The Abu Dhabi HSBC Championship is serving up proper theatre again, and the Abu Dhabi HSBC Championship leaderboard now has two English flags on top.
Tommy Fleetwood and Aaron Rai are tied at 14-under at the halfway mark, two clear of the chase pack after a day that started briskly and ended with a roar.
Fleetwood opens with a three-birdie blitz
Fleetwood, a two-time winner here (2017, 2018), looked like a man late for his tee time—three straight birdies out of the gate and off he went. The Ryder Cup star carded a 66 with seven birdies, the lone blemish a tug on the 15th.
For a player christened “reigning FedExCup champion” in dispatches this week, it was the sort of tidy, relentless scoring that wins Rolex Series cheques and makes Sundays interesting.
Tommy Fleetwood: “Really good day. I got off to like the perfect start. Birdie, birdie, birdie. That was good, especially when you’ve had a good round the day before. They always say it’s hard to follow up a good round with another good one, or a low one with another one.
Starting good was really important. I just did a really good job – I hit a lot of good shots but a few times today where I drove it into the rough and we read the lies really well. I felt like we did a great job of controlling the ball out of the rough, and that was really pleasing. I feel like I putted solid again. 6-under was a very good score.
I feel, obviously, good about my game and I’m doing so many things well. But I’m also very aware of what the game can do to you as well. I’ll just stay very focused on each day. I’m having a lot of good rounds but I’m not stupid, and it’s bitten me enough times. I’ll enjoy these good ones but stay focused and continue to do the right things and keep it going as long as possible.
I’m two rounds in now this week, and hopefully I can put another good round in tomorrow and compete on Sunday and same goes for next week, as well. Yeah, preparing well, trying to play well, trying to compete all the way up till the very last day of the season, and then we can switch off and take a break after that.”
That’s Fleetwood in a nutshell: cheerful as a seaside pro, ruthless as a tax return.
Rai’s rare bird: an albatross at the second
If Fleetwood’s start was fast, Aaron Rai’s was ridiculous. The World No. 30 stitched together a spotless 64 that included five birdies and—look away, mortals—an albatross at the par-five second.
From 218 yards with a six-iron, he found the front edge and watched it scamper home. That’s the “rarest of birds,” and yes, it looked every bit as outrageous as it sounds.
He kept the foot down with a 30-footer at six, more at seven and eleven, and then closed like a locksmith—26 feet at 17, sensible birdie on the par-five 18th. It was the kind of round that makes Yas Links look domesticated… briefly.

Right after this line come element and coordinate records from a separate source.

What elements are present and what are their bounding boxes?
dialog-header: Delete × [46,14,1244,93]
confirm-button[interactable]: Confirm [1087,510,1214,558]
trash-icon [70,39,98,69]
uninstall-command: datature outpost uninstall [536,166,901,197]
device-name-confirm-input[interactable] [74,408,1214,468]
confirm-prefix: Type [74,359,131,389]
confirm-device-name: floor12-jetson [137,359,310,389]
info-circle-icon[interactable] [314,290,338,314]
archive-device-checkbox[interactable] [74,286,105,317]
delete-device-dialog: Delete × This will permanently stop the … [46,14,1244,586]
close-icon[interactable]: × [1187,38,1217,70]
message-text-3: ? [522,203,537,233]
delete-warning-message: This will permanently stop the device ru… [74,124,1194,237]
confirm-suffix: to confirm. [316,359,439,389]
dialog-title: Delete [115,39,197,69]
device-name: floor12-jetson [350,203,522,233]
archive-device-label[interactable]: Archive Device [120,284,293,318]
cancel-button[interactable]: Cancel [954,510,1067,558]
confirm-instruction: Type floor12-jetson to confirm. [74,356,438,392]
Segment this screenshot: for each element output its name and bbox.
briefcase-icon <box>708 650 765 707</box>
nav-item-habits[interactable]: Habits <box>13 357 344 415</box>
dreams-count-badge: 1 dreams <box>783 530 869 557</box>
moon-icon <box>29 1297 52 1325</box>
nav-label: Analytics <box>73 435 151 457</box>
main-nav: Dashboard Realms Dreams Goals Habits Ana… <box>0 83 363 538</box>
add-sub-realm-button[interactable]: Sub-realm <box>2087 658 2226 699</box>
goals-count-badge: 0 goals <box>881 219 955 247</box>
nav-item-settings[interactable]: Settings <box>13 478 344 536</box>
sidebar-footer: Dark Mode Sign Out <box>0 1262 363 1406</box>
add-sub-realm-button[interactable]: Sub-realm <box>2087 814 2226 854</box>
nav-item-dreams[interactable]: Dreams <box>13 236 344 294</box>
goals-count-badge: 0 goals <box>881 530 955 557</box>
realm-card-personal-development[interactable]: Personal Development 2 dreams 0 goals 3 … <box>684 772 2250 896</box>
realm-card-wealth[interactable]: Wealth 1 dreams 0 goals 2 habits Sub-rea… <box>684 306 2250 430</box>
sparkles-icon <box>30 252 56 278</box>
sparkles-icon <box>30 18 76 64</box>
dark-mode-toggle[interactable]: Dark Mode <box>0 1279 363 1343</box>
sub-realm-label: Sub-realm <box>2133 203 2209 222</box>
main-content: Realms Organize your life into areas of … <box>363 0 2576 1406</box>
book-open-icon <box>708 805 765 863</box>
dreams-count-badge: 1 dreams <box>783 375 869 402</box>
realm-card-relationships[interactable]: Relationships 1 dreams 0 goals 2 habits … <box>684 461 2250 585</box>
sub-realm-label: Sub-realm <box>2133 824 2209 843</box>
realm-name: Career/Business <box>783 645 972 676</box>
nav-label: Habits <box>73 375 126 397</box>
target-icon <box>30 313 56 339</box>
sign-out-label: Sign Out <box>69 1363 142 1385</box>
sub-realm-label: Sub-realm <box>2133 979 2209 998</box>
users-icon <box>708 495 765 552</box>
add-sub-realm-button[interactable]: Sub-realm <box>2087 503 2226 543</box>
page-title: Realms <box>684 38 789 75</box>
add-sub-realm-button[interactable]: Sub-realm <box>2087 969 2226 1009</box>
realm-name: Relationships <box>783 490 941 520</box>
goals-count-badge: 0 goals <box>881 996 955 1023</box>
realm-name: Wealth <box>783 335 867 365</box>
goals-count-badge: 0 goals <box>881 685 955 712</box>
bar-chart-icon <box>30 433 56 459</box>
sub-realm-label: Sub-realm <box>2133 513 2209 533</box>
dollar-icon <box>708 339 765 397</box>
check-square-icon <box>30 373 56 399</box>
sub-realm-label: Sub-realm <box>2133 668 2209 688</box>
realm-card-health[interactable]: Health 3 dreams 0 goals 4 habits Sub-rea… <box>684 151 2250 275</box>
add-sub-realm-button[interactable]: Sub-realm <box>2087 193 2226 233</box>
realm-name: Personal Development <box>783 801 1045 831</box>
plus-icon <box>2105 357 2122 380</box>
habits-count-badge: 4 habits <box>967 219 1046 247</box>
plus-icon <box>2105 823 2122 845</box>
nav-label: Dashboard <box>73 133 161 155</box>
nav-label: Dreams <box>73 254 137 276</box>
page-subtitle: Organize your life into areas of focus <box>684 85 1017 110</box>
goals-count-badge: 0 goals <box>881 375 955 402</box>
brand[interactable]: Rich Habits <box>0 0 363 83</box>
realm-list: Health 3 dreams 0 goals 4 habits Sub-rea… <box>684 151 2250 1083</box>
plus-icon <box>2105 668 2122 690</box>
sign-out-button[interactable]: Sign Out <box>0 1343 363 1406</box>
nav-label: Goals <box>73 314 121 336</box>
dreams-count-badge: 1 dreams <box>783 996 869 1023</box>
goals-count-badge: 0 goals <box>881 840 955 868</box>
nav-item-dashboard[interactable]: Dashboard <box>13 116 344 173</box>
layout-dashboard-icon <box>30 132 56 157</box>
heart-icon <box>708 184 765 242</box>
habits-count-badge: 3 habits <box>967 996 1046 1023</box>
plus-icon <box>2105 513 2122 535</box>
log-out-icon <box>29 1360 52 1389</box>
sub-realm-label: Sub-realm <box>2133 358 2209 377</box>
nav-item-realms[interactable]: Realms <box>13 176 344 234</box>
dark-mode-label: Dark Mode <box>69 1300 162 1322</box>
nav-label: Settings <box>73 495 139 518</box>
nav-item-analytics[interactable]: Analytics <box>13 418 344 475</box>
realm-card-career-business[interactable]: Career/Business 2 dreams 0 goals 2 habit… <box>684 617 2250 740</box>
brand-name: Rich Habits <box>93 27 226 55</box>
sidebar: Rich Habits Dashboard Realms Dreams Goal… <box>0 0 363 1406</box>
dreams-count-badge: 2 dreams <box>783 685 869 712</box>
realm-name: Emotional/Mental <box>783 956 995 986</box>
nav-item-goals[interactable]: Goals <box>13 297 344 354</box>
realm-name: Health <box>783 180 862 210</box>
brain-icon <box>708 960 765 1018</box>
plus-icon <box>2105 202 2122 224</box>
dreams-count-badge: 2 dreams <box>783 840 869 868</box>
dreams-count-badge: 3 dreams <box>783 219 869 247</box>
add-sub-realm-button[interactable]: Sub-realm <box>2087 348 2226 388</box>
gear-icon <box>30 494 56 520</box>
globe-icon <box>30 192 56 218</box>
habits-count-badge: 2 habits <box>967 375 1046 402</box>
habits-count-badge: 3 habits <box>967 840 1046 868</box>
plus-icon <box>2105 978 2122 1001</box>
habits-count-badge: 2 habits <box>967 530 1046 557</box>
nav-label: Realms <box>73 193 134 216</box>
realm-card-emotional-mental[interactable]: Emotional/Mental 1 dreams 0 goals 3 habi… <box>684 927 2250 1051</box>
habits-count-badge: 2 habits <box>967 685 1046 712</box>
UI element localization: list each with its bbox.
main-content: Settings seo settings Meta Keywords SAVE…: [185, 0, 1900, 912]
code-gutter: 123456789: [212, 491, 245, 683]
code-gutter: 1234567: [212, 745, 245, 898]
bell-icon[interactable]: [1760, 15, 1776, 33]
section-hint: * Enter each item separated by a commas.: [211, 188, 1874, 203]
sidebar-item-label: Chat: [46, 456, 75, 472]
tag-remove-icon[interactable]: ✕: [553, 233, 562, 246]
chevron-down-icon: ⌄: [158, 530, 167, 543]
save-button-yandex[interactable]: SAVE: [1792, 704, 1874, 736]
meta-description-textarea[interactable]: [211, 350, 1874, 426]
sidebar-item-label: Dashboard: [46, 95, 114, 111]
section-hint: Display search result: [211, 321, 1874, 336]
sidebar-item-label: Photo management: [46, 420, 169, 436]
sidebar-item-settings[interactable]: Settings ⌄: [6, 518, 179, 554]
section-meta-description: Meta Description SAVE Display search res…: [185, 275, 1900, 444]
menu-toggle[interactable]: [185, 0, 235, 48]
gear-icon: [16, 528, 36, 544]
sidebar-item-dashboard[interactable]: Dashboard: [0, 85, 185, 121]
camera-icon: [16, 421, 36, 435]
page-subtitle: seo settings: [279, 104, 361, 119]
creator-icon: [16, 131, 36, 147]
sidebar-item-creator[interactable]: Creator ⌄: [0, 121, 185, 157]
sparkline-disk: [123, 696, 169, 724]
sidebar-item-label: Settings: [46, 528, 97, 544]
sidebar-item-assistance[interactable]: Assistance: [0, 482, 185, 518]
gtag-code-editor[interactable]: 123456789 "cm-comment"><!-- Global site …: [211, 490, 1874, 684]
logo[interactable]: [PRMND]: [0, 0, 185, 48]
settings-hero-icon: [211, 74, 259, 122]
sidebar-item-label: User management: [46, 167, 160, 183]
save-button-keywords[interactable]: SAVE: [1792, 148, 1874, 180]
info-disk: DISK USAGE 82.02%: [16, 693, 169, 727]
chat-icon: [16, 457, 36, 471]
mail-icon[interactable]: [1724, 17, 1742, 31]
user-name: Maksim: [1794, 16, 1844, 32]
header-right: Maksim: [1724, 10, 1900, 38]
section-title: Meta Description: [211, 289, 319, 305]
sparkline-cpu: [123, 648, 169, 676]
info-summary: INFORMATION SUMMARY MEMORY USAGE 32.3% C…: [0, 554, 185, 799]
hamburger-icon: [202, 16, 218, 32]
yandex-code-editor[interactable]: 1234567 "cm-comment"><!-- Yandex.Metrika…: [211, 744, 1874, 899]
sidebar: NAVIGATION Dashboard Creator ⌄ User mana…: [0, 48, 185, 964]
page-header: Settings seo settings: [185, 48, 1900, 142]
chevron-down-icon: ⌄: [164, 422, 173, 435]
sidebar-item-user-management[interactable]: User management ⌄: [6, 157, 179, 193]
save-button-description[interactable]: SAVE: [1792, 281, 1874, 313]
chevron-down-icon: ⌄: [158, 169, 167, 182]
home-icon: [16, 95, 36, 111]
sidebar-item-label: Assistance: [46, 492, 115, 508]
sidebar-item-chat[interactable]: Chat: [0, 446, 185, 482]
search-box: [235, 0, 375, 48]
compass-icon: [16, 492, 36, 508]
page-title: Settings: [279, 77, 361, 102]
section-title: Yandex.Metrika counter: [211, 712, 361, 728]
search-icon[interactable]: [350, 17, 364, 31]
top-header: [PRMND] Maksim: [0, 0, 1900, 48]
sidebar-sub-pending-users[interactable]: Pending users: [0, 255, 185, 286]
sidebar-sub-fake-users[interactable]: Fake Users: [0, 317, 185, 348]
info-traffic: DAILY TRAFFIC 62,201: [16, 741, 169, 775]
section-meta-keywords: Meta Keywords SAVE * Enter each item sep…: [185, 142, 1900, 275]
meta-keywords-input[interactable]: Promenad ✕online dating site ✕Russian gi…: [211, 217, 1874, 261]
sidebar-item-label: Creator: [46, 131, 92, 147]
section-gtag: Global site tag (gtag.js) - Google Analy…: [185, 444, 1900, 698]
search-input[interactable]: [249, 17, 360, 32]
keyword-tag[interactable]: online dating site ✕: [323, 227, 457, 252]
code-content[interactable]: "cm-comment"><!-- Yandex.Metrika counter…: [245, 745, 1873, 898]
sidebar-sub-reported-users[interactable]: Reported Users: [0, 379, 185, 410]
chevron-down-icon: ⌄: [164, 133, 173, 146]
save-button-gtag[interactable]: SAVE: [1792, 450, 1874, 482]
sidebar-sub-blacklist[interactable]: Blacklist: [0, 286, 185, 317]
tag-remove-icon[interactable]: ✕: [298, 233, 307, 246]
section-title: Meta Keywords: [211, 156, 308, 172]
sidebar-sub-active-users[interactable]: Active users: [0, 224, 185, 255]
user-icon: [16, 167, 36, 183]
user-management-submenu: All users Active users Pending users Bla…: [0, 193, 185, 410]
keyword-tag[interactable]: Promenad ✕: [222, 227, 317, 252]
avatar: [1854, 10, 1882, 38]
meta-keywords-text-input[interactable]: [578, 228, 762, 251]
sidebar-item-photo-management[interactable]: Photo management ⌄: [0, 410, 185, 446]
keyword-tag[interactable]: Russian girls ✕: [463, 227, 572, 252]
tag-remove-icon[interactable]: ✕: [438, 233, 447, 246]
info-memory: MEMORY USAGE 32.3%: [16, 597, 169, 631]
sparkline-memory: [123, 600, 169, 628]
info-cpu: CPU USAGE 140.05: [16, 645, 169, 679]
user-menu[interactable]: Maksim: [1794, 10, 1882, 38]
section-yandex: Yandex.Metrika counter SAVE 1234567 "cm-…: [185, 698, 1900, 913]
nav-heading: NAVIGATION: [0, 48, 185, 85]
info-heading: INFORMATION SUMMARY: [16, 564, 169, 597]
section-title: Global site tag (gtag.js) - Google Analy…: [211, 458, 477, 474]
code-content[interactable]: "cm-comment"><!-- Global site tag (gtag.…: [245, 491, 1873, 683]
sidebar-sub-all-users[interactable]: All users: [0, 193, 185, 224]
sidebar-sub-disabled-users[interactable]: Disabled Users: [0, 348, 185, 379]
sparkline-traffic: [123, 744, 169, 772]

Aaron Rai: “It was really good. Struck it really well tee-to-green. Had a lot of chances. Just felt very stress-free overall. Yeah, it was just a very solid, productive day.
I think we had about 185 yards to the front (on the second hole). The wind was a little bit down off the left and that green was so fast, it slopes front-to-back, pitching a few yards on to the green, actually caught it a little bit clean off the face, the line was great.
Finished around the front edge and chased its way down there. You couldn’t see it from the back of the fairway, so it was a nice surprise.
Any time you hit close to 18 greens, you’ve had a good day out there, let alone 18. The course is in incredible condition. If you hit a lot of fairways, it certainly gives you control.
The green complexes are fantastic out here, as well, with being able to use the slopes, change your flights, change your shapes. It’s a pleasure being out here and nice to play well, as well.”
Two gloves, zero fuss, and one albatross—Rai just made a very firm statement about his weekend intentions at the Abu Dhabi HSBC Championship.
The chase: quality stacked two and three back
There’s nothing cosy about this lead. Andy Sullivan, Nicolai Højgaard and Richard Sterne are two adrift at 12-under, with 2019 champion Shane Lowry lurking another shot back.
If you’ve watched this event long enough, you know Yas Links saves a few cross-winds and awkward bounces for Saturday afternoon. Leaders sleep light here.
What to watch out for this weekend
- Start lines and spin control. If the breeze freshens, controlling trajectories into Yas Links’ firm sections will separate contenders from pretenders.
- Par-5 scoring. Rai’s albatross set the tone—these are the scoring holes, and the winner usually cashes in.
- Putting under pressure. Fleetwood’s pace putting has travelled. If that holds, he’s the man to beat.
The stage is set. Two Englishmen at -14, the cavalry on -12 and -11, and the weekend weather sharpening its teeth.
The Abu Dhabi HSBC Championship rarely tiptoes to a finish—expect a proper scrap.